The CIP-015 Countdown: What Utilities Should Be Doing Before October 2028
CIP-015 what you need to know
The electric sector already knows CIP-015 is coming. The better question is whether utilities are using the time before October 1, 2028 to build an Internal Network Security Monitoring program that is defensible, auditable, and operationally useful.
I have spent most of my OT cybersecurity career around the power sector, from early NERC CIP program work as an asset owner, to consulting with utilities ranging from small municipalities and rural cooperatives to some of the largest power companies in the country, to now working with technology that helps organizations improve visibility and detection across IT and OT. One lesson has been consistent across all of those roles: compliance is not just about having a control in place. It is about being able to prove the control works.
That is where CIP-015 becomes important.
The standard is not simply asking utilities to deploy a tool inside the Electronic Security Perimeter and call the job done. CIP-015 is about improving the probability of detecting anomalous or unauthorized network activity so that organizations can improve response and recovery from an attack. That purpose is directly stated in the standard itself. (NERC)
The real work between now and October 2028 is not just buying technology. It is building an INSM capability that can collect the right data, detect meaningful activity, support evaluation, retain the right evidence, and protect that evidence from unauthorized deletion or modification.
Why CIP-015 exists
CIP-015 exists because perimeter security alone does not solve the internal visibility problem.
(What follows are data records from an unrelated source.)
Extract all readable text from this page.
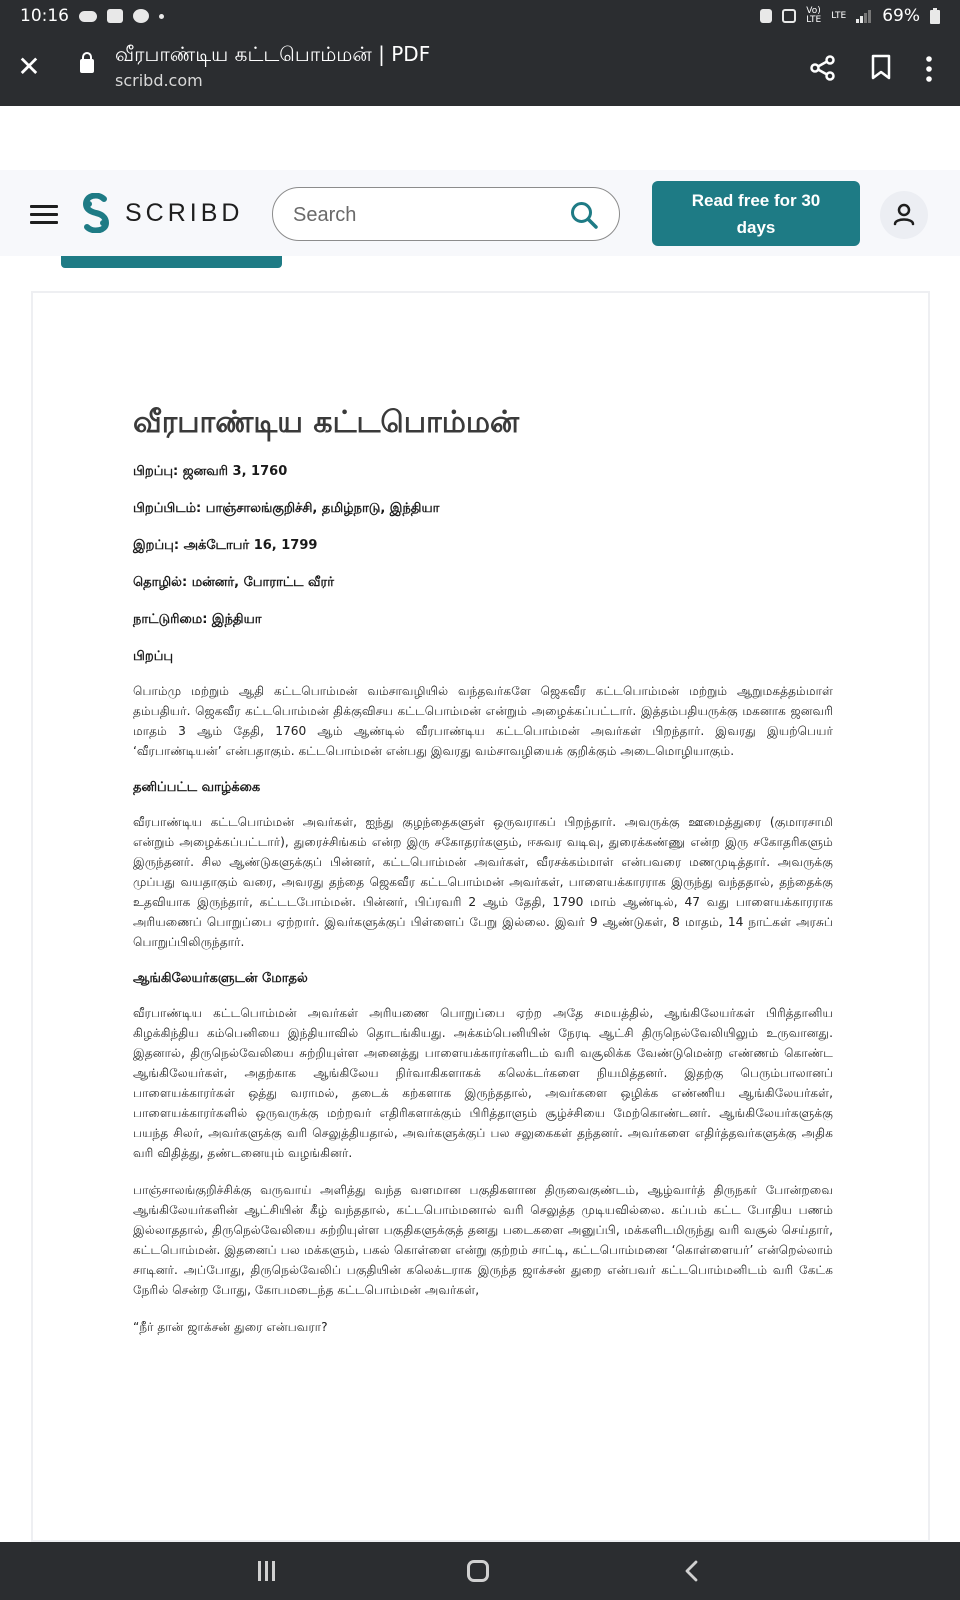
10:16	Vo)
LTE LTE 69%
✕	வீரபாண்டிய கட்டபொம்மன் | PDF
scribd.com
SCRIBD
Search	Read free for 30 days
வீரபாண்டிய கட்டபொம்மன்
பிறப்பு: ஜனவரி 3, 1760
பிறப்பிடம்: பாஞ்சாலங்குறிச்சி, தமிழ்நாடு, இந்தியா
இறப்பு: அக்டோபர் 16, 1799
தொழில்: மன்னர், போராட்ட வீரர்
நாட்டுரிமை: இந்தியா
பிறப்பு

பொம்மு மற்றும் ஆதி கட்டபொம்மன் வம்சாவழியில் வந்தவர்களே ஜெகவீர கட்டபொம்மன் மற்றும் ஆறுமகத்தம்மாள் தம்பதியர். ஜெகவீர கட்டபொம்மன் திக்குவிசய கட்டபொம்மன் என்றும் அழைக்கப்பட்டார். இத்தம்பதியருக்கு மகனாக ஜனவரி மாதம் 3 ஆம் தேதி, 1760 ஆம் ஆண்டில் வீரபாண்டிய கட்டபொம்மன் அவர்கள் பிறந்தார். இவரது இயற்பெயர் ‘வீரபாண்டியன்’ என்பதாகும். கட்டபொம்மன் என்பது இவரது வம்சாவழியைக் குறிக்கும் அடைமொழியாகும்.

தனிப்பட்ட வாழ்க்கை

வீரபாண்டிய கட்டபொம்மன் அவர்கள், ஐந்து குழந்தைகளுள் ஒருவராகப் பிறந்தார். அவருக்கு ஊமைத்துரை (குமாரசாமி என்றும் அழைக்கப்பட்டார்), துரைச்சிங்கம் என்ற இரு சகோதரர்களும், ஈசுவர வடிவு, துரைக்கண்ணு என்ற இரு சகோதரிகளும் இருந்தனர். சில ஆண்டுகளுக்குப் பின்னர், கட்டபொம்மன் அவர்கள், வீரசக்கம்மாள் என்பவரை மணமுடித்தார். அவருக்கு முப்பது வயதாகும் வரை, அவரது தந்தை ஜெகவீர கட்டபொம்மன் அவர்கள், பாளையக்காரராக இருந்து வந்ததால், தந்தைக்கு உதவியாக இருந்தார், கட்டடபோம்மன். பின்னர், பிப்ரவரி 2 ஆம் தேதி, 1790 மாம் ஆண்டில், 47 வது பாளையக்காரராக அரியணைப் பொறுப்பை ஏற்றார். இவர்களுக்குப் பிள்ளைப் பேறு இல்லை. இவர் 9 ஆண்டுகள், 8 மாதம், 14 நாட்கள் அரசுப் பொறுப்பிலிருந்தார்.

ஆங்கிலேயர்களுடன் மோதல்

வீரபாண்டிய கட்டபொம்மன் அவர்கள் அரியணை பொறுப்பை ஏற்ற அதே சமயத்தில், ஆங்கிலேயர்கள் பிரித்தானிய கிழக்கிந்திய கம்பெனியை இந்தியாவில் தொடங்கியது. அக்கம்பெனியின் நேரடி ஆட்சி திருநெல்வேலியிலும் உருவானது. இதனால், திருநெல்வேலியை சுற்றியுள்ள அனைத்து பாளையக்காரர்களிடம் வரி வசூலிக்க வேண்டுமென்ற எண்ணம் கொண்ட ஆங்கிலேயர்கள், அதற்காக ஆங்கிலேய நிர்வாகிகளாகக் கலெக்டர்களை நியமித்தனர். இதற்கு பெரும்பாலானப் பாளையக்காரர்கள் ஒத்து வராமல், தடைக் கற்களாக இருந்ததால், அவர்களை ஒழிக்க எண்ணிய ஆங்கிலேயர்கள், பாளையக்காரர்களில் ஒருவருக்கு மற்றவர் எதிரிகளாக்கும் பிரித்தாளும் சூழ்ச்சியை மேற்கொண்டனர். ஆங்கிலேயர்களுக்கு பயந்த சிலர், அவர்களுக்கு வரி செலுத்தியதால், அவர்களுக்குப் பல சலுகைகள் தந்தனர். அவர்களை எதிர்த்தவர்களுக்கு அதிக வரி விதித்து, தண்டனையும் வழங்கினர்.

பாஞ்சாலங்குறிச்சிக்கு வருவாய் அளித்து வந்த வளமான பகுதிகளான திருவைகுண்டம், ஆழ்வார்த் திருநகர் போன்றவை ஆங்கிலேயர்களின் ஆட்சியின் கீழ் வந்ததால், கட்டபொம்மனால் வரி செலுத்த முடியவில்லை. கப்பம் கட்ட போதிய பணம் இல்லாததால், திருநெல்வேலியை சுற்றியுள்ள பகுதிகளுக்குத் தனது படைகளை அனுப்பி, மக்களிடமிருந்து வரி வசூல் செய்தார், கட்டபொம்மன். இதனைப் பல மக்களும், பகல் கொள்ளை என்று குற்றம் சாட்டி, கட்டபொம்மனை ‘கொள்ளையர்’ என்றெல்லாம் சாடினர். அப்போது, திருநெல்வேலிப் பகுதியின் கலெக்டராக இருந்த ஜாக்சன் துறை என்பவர் கட்டபொம்மனிடம் வரி கேட்க நேரில் சென்ற போது, கோபமடைந்த கட்டபொம்மன் அவர்கள்,

“நீர் தான் ஜாக்சன் துரை என்பவரா?
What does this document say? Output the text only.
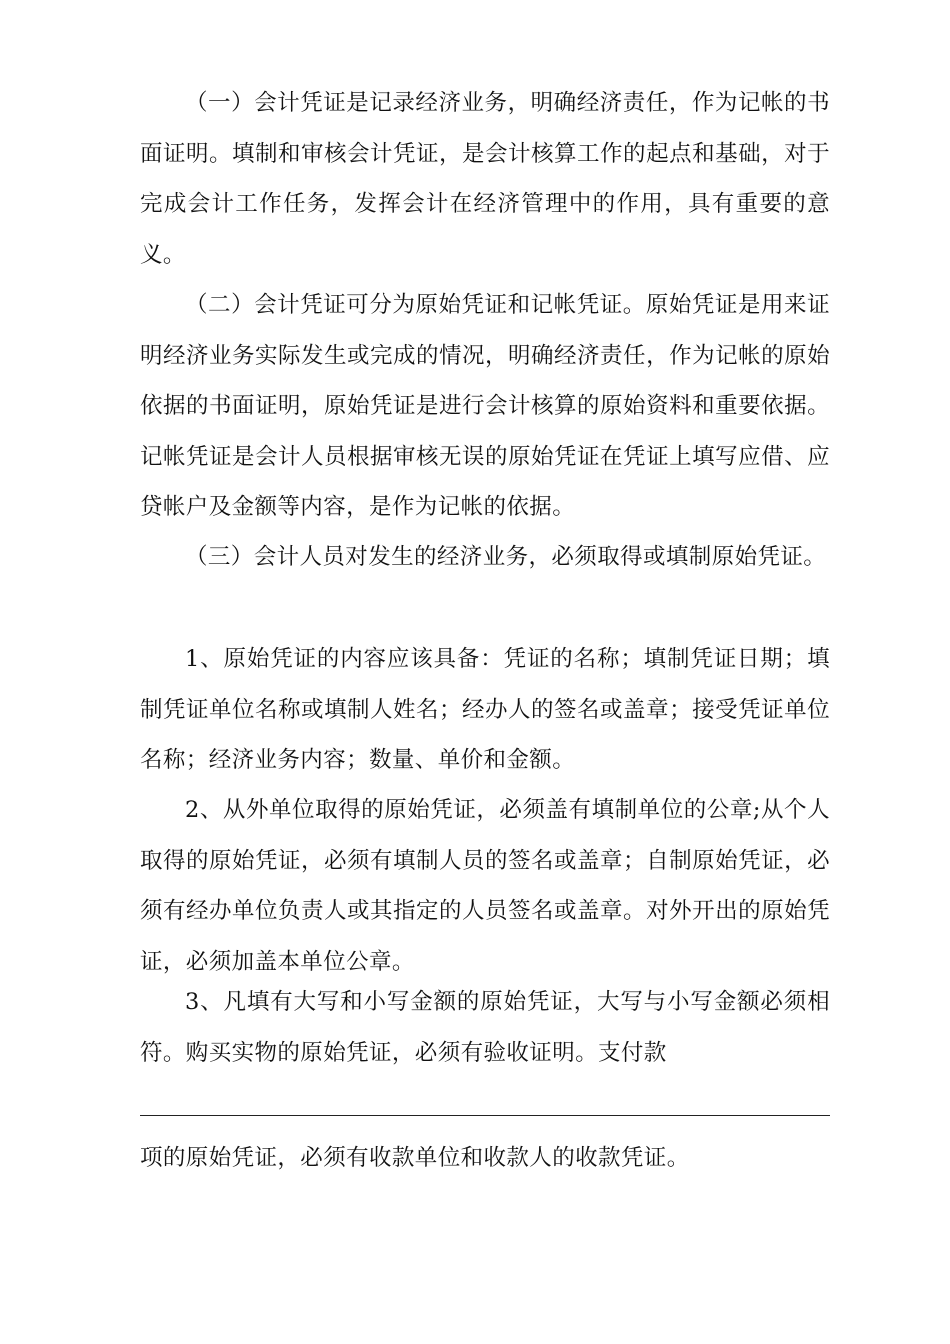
（一）会计凭证是记录经济业务，明确经济责任，作为记帐的书面证明。填制和审核会计凭证，是会计核算工作的起点和基础，对于完成会计工作任务，发挥会计在经济管理中的作用，具有重要的意义。

（二）会计凭证可分为原始凭证和记帐凭证。原始凭证是用来证明经济业务实际发生或完成的情况，明确经济责任，作为记帐的原始依据的书面证明，原始凭证是进行会计核算的原始资料和重要依据。记帐凭证是会计人员根据审核无误的原始凭证在凭证上填写应借、应贷帐户及金额等内容，是作为记帐的依据。

（三）会计人员对发生的经济业务，必须取得或填制原始凭证。

1、原始凭证的内容应该具备：凭证的名称；填制凭证日期；填制凭证单位名称或填制人姓名；经办人的签名或盖章；接受凭证单位名称；经济业务内容；数量、单价和金额。

2、从外单位取得的原始凭证，必须盖有填制单位的公章;从个人取得的原始凭证，必须有填制人员的签名或盖章；自制原始凭证，必须有经办单位负责人或其指定的人员签名或盖章。对外开出的原始凭证，必须加盖本单位公章。

3、凡填有大写和小写金额的原始凭证，大写与小写金额必须相符。购买实物的原始凭证，必须有验收证明。支付款

项的原始凭证，必须有收款单位和收款人的收款凭证。
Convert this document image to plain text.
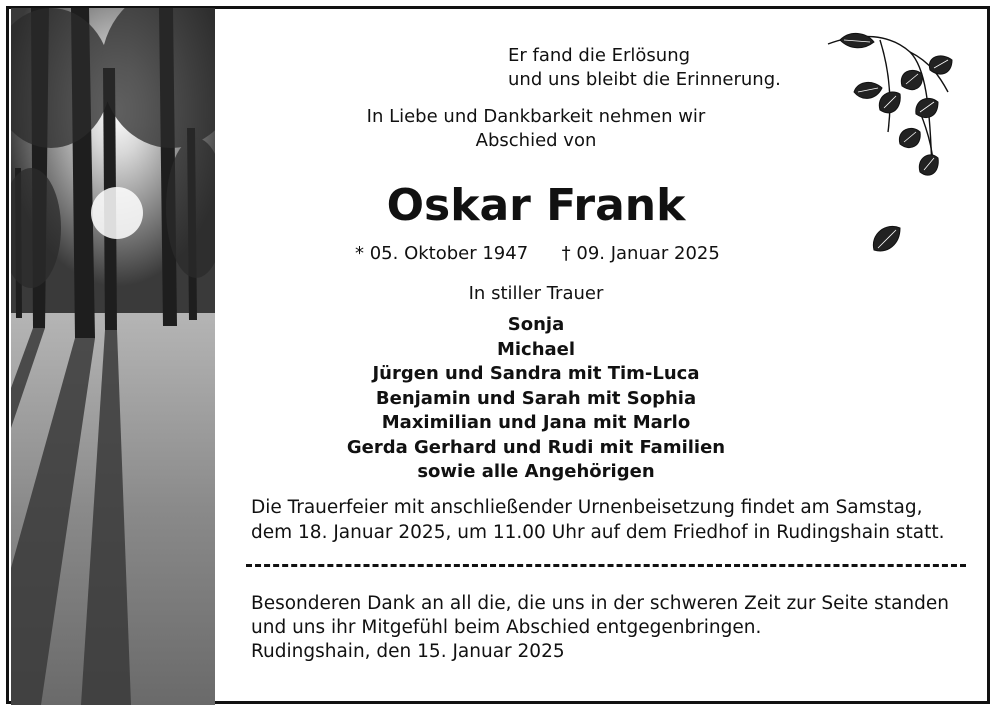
Er fand die Erlösung
und uns bleibt die Erinnerung.
In Liebe und Dankbarkeit nehmen wir
Abschied von
Oskar Frank
* 05. Oktober 1947 † 09. Januar 2025
In stiller Trauer
Sonja
Michael
Jürgen und Sandra mit Tim-Luca
Benjamin und Sarah mit Sophia
Maximilian und Jana mit Marlo
Gerda Gerhard und Rudi mit Familien
sowie alle Angehörigen
Die Trauerfeier mit anschließender Urnenbeisetzung findet am Samstag,
dem 18. Januar 2025, um 11.00 Uhr auf dem Friedhof in Rudingshain statt.
Besonderen Dank an all die, die uns in der schweren Zeit zur Seite standen
und uns ihr Mitgefühl beim Abschied entgegenbringen.
Rudingshain, den 15. Januar 2025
For years, many CIP controls have focused heavily on access management, segmentation, patching, logging, training, and other security practices that help reduce the likelihood of unauthorized access. Those controls still matter. But they do not fully answer what happens after an attacker, insider, compromised vendor account, misused credential, or malicious activity is already operating inside a trusted environment.
NERC’s technical rationale explains that Internal Network Security Monitoring focuses on the collection and analysis of network communications inside a “trust zone,” such as an ESP. In other words, CIP-015 is not only about defending the edge. It is about understanding what is happening inside the environment once traffic is already within the trusted zone. (NERC)
That is the internal visibility gap utilities need to close.
Why traditional security monitoring does not fully satisfy CIP-015
One mistake utilities should avoid is assuming that existing security event monitoring automatically solves CIP-015.
Many organizations already have logging programs tied to CIP-007, SIEM use cases, host-level security events, authentication logs, malware alerts, and incident response workflows. Those capabilities remain valuable, but they are not the same as Internal Network Security Monitoring.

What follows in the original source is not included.